Melanotan-2 can increase the production of melanin, the pigment that darkens skin, but it has never had rigorous safety testing.
Social-media sites have propelled the drug, previously sold in some gyms and salons, into the mainstream, with the trend mainly driven by young, white women.
The recent introduction of a nasal spray can also make it seem more appealing.
The British Association of Dermatologists is now on the alert for patients with warning signs of “unusual orange tans” and “disordered moles”.
Some sellers claim their products are safe – but Dr Catherine Borysiewicz, from the association, says the only safe tan is fake tan.
“We have evidence these products are potentially dangerous and can potentially lead to cancer,” she says.
“We have cases which have shown melanoma developing after trying them.
“I talk about skin risks – but who knows what else it might be doing?”
Dozens of influencers have posted about using melanotan-2.
It is not illegal to use or promote these tanning products, despite the health risks, but it is illegal to sell them.
Geordie Shore star Bethan Kershaw recently told her 700,000 followers she had used nasal sprays from a company called Real Tan.
Both she and the company declined to comment.

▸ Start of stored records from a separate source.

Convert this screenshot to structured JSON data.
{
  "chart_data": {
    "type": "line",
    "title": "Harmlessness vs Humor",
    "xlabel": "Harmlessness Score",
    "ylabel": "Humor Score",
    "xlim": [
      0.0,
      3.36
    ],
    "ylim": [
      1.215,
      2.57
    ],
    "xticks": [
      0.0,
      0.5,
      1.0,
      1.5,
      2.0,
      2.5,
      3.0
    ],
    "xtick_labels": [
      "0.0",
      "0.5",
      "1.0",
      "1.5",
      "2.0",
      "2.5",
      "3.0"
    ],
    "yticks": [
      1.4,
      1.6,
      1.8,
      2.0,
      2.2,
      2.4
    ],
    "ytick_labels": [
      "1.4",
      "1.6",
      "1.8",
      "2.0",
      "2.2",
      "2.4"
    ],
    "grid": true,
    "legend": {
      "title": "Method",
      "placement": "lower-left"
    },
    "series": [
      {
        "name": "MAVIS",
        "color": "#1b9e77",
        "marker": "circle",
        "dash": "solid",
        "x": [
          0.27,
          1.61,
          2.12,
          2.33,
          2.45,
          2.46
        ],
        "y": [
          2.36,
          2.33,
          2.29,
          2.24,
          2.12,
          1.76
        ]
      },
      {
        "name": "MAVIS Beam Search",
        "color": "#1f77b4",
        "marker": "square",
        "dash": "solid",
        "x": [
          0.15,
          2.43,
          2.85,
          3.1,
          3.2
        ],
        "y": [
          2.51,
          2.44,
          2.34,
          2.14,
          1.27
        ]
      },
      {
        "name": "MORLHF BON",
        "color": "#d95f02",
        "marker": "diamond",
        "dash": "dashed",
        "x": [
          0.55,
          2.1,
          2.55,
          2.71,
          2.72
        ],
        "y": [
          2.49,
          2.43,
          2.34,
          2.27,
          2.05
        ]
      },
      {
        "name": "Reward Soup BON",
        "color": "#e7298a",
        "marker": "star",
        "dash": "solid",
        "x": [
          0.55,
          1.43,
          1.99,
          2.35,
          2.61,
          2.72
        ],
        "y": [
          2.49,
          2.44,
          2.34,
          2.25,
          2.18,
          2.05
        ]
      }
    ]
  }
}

Other influencers are more explicit – TikTok star Lauren demonstrated on camera how to inhale the drug.
A company had offered the 26-year-old, from Glasgow, free nasal sprays if she would promote their products.
But after two months, she stopped taking them because they made her feel sick.

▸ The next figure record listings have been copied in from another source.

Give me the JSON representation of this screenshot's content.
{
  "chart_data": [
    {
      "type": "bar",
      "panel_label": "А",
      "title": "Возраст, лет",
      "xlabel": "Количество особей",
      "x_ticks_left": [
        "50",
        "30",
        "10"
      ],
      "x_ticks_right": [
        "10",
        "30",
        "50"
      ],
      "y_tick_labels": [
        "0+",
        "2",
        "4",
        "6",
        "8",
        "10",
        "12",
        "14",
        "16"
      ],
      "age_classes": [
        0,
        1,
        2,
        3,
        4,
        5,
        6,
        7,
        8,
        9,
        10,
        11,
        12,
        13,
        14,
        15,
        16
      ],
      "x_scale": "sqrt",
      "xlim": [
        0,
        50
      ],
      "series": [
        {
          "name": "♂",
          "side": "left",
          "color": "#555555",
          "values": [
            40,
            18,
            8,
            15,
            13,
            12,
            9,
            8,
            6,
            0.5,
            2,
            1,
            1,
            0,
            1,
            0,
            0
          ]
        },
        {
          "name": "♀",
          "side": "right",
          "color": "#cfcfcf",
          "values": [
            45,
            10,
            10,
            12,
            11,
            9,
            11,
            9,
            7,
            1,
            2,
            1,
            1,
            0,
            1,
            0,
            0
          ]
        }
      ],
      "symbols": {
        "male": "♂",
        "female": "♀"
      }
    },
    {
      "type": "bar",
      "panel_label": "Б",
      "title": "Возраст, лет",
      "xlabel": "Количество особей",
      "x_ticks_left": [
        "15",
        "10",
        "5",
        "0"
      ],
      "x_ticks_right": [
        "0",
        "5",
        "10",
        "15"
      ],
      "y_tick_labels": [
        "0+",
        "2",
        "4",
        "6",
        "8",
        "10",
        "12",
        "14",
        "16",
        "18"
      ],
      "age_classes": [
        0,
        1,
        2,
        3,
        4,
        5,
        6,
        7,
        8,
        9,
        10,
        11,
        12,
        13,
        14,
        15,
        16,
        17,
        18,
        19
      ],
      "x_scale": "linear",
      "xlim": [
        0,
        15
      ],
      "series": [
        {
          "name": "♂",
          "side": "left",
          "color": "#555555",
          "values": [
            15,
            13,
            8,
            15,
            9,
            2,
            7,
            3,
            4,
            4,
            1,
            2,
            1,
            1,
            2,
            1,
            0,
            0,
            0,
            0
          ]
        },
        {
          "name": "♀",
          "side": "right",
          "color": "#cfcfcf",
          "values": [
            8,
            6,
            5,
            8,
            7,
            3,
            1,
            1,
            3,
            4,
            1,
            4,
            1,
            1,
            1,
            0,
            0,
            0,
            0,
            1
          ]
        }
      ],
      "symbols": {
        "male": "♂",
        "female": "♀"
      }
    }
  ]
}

“As an influencer, I need to be more careful what I’m promoting,” Lauren says.
“I have got to look out for my followers, a lot of them are young.”

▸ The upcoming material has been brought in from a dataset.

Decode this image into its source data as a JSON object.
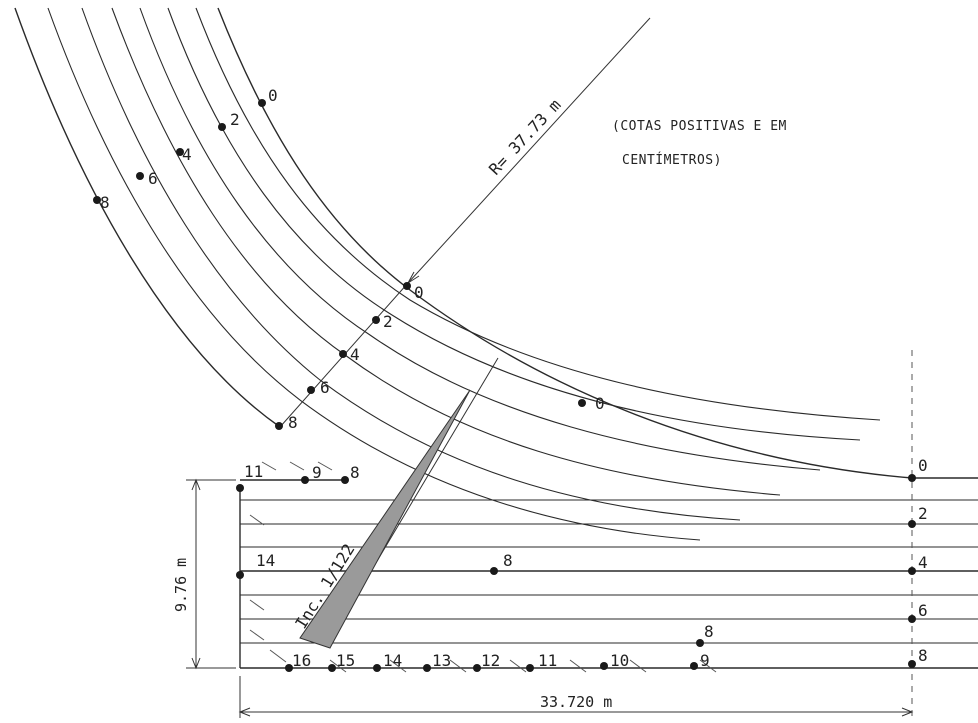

BBC News has also seen many examples of celebrities directing their followers to businesses selling melanotan-2 products.
The most high-profile example is reality-TV star Charlotte Crosby, who on one occasion told her followers to “check out” Real Tan and tagged the company in a separate post talking about her tan.
A representative for Ms Crosby, who has 7.6 million Instagram followers, says she “would never knowingly promote a company illegally selling unlicensed products”.
We are told she has only ever used items from Real Tan which do not contain melanotan-2; these are moisturising creams “gifted to her” and gels she posted about as a favour, to promote their launch.
But these clarifications were not mentioned in her posts.
And there was no mention of creams or gels in Real Tan’s price list after Ms Crosby posted about the seller, only injections and nasal sprays.
A more recent price list says “sun accelerator creams available soon”.
BBC News asked research chemists at Imperial College London to analyse 10 tanning kits.
They would expect to find about 10 ingredients in a licensed medicine but were shocked to discover some of the products contained more than 100 unidentified ingredients.
They also confirmed the presence of melanotan-2.
“If you don’t know what you’re taking, you should probably avoid it,” Prof Tony Cass says.
He likened the risk to Russian roulette but added: “It’s more like using a machine gun than a pistol.”
The Medicines and Healthcare products Regulatory Agency says it has spent 10 years targeting melanotan products.
Instagram and TikTok say selling the drug on their platforms is banned and promotional content will be taken down.
But despite this, the illegal tanning industry is thriving.